Lauer lembra que, fora os credores tradicionais, grandes bancos de varejo, as fintechs de crédito, FDICS (Fundos de Investimento em Direitos Creditórios) ou cooperativas de crédito são opões disponíveis principalmente para micro, pequenas e médias empresas que tem menos acesso ao crédito.

“São fontes alternativas de tomada de crédito neste momento. Cada um deve analisar sua posição e avaliar se vale tentá-las”, diz.

Quando a recuperação judicial é saída?

A recuperação judicial (RJ) pode ser uma solução para algumas empresas. Mas como saber o momento de recorrer ao instrumento?

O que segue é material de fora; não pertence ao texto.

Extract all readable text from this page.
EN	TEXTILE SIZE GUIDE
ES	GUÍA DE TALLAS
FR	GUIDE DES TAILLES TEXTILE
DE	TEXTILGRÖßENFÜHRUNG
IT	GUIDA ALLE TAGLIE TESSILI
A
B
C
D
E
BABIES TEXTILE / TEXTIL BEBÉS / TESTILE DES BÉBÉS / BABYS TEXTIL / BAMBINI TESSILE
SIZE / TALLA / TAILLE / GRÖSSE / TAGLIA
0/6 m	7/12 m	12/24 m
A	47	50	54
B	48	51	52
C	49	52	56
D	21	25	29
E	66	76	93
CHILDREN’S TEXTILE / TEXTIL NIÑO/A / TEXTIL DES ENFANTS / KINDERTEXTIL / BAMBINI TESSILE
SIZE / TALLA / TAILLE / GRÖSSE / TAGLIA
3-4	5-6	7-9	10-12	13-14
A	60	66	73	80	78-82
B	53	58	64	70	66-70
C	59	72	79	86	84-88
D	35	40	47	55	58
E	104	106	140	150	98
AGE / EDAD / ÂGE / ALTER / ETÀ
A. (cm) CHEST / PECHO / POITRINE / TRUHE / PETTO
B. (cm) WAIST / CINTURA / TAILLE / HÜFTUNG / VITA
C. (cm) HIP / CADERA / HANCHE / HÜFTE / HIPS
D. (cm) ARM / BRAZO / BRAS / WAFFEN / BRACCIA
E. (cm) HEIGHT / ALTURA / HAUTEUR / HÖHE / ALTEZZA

Na prática, uma empresa faz o pedido de recuperação judicial quando perde a capacidade de pagar suas dívidas e quer evitar a falência. É uma forma de reorganizar os negócios, redesenhar passivos e superar uma dificuldade financeira.

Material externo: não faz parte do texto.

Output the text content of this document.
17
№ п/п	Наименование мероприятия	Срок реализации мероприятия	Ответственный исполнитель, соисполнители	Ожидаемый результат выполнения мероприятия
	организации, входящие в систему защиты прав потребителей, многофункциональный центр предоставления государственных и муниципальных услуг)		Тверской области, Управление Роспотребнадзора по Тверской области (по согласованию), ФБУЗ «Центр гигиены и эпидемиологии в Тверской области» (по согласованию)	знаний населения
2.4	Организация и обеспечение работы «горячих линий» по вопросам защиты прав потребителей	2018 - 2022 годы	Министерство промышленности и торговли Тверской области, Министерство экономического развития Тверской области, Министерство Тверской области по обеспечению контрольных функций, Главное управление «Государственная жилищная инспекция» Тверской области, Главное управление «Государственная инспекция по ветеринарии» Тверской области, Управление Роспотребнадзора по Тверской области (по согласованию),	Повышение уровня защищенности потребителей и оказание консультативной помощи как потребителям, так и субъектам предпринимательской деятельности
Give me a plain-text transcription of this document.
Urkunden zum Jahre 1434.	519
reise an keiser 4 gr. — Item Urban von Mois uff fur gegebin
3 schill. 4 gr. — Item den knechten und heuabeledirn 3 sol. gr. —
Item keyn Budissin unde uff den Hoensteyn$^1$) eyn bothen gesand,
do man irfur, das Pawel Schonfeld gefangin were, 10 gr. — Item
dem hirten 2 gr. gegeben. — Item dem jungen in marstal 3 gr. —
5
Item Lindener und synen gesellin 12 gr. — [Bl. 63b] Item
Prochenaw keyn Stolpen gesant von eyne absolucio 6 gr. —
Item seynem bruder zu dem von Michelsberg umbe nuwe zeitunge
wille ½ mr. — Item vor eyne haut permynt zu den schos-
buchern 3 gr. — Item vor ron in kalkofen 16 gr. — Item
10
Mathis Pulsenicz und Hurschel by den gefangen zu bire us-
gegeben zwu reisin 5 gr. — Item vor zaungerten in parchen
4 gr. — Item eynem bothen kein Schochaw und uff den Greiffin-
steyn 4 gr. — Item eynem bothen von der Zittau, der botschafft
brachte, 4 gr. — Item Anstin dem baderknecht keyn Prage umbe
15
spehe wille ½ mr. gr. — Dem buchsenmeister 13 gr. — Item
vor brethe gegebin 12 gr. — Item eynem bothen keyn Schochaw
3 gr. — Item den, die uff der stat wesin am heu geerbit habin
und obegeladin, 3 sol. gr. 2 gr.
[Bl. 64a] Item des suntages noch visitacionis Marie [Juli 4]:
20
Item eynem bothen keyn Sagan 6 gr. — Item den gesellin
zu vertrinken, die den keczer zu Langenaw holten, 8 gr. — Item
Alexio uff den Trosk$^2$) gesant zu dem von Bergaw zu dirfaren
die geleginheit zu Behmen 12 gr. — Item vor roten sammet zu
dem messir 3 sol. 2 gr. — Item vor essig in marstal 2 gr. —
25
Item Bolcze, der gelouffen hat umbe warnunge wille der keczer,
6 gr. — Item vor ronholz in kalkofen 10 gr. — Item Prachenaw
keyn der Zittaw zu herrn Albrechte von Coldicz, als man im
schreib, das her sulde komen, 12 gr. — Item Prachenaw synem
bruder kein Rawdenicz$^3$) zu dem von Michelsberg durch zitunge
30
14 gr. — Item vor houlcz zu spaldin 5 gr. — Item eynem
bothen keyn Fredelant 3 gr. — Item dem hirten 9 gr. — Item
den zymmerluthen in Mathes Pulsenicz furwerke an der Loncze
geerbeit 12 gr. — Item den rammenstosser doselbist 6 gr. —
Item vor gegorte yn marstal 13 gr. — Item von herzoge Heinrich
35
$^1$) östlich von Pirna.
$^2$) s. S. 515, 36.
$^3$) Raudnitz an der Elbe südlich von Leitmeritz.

Para Coelho, a recuperação judicial é um instrumento que as empresas têm e podem usar. “Uma dica é entender que o timing da negociação é importante. O pedido [de recuperação judicial] não precisa ser surpresa para os credores. Pode ser uma coisa mais bem elaborada para não ser abrupto. É ideal planejar o processo e as grandes empresas tem mais tempo hábil para desenvolver um bom plano no meio da crise”, orienta.

Já Lauer acredita que a recuperação judicial não traz uma solução para o dinheiro que será necessário para empresas sobreviverem pós crise. “Não cria uma estrutura de capital para continuar os negócios, embora ajude na superação da crise”, diz.

Muniz afirma que a recuperação judicial mostra uma fragilidade da empresa, “é um sinal amarelo”. Além disso, é um instrumento sofisticado demais para micro e pequenas empresas, que podem se perder em burocracias envolvidas. “Por vezes, nesse caso, é mais fácil fechar e abrir de novo depois”, diz.

O Brasil vai enfrentar novo cenário a partir dessa crise e as empresas precisam dominar os fatores econômicos financeiros: a estrutura de capital, fluxo e capacidade do caixa, segundo Lauer.

“Precisam entender os fundamentos do mercado e de seus negócios, aprimorar a governança corporativa e financeira – mesmo os pequenos empresários. Precisarão estudar e se adequar. Se esse conjunto de informação for de domínio, será mais fácil conjugar os instrumentos (renegociação, tomada de credito e recuperação judicial, etc) de maneira consistente e consciente e atravessar a crise”, afirma.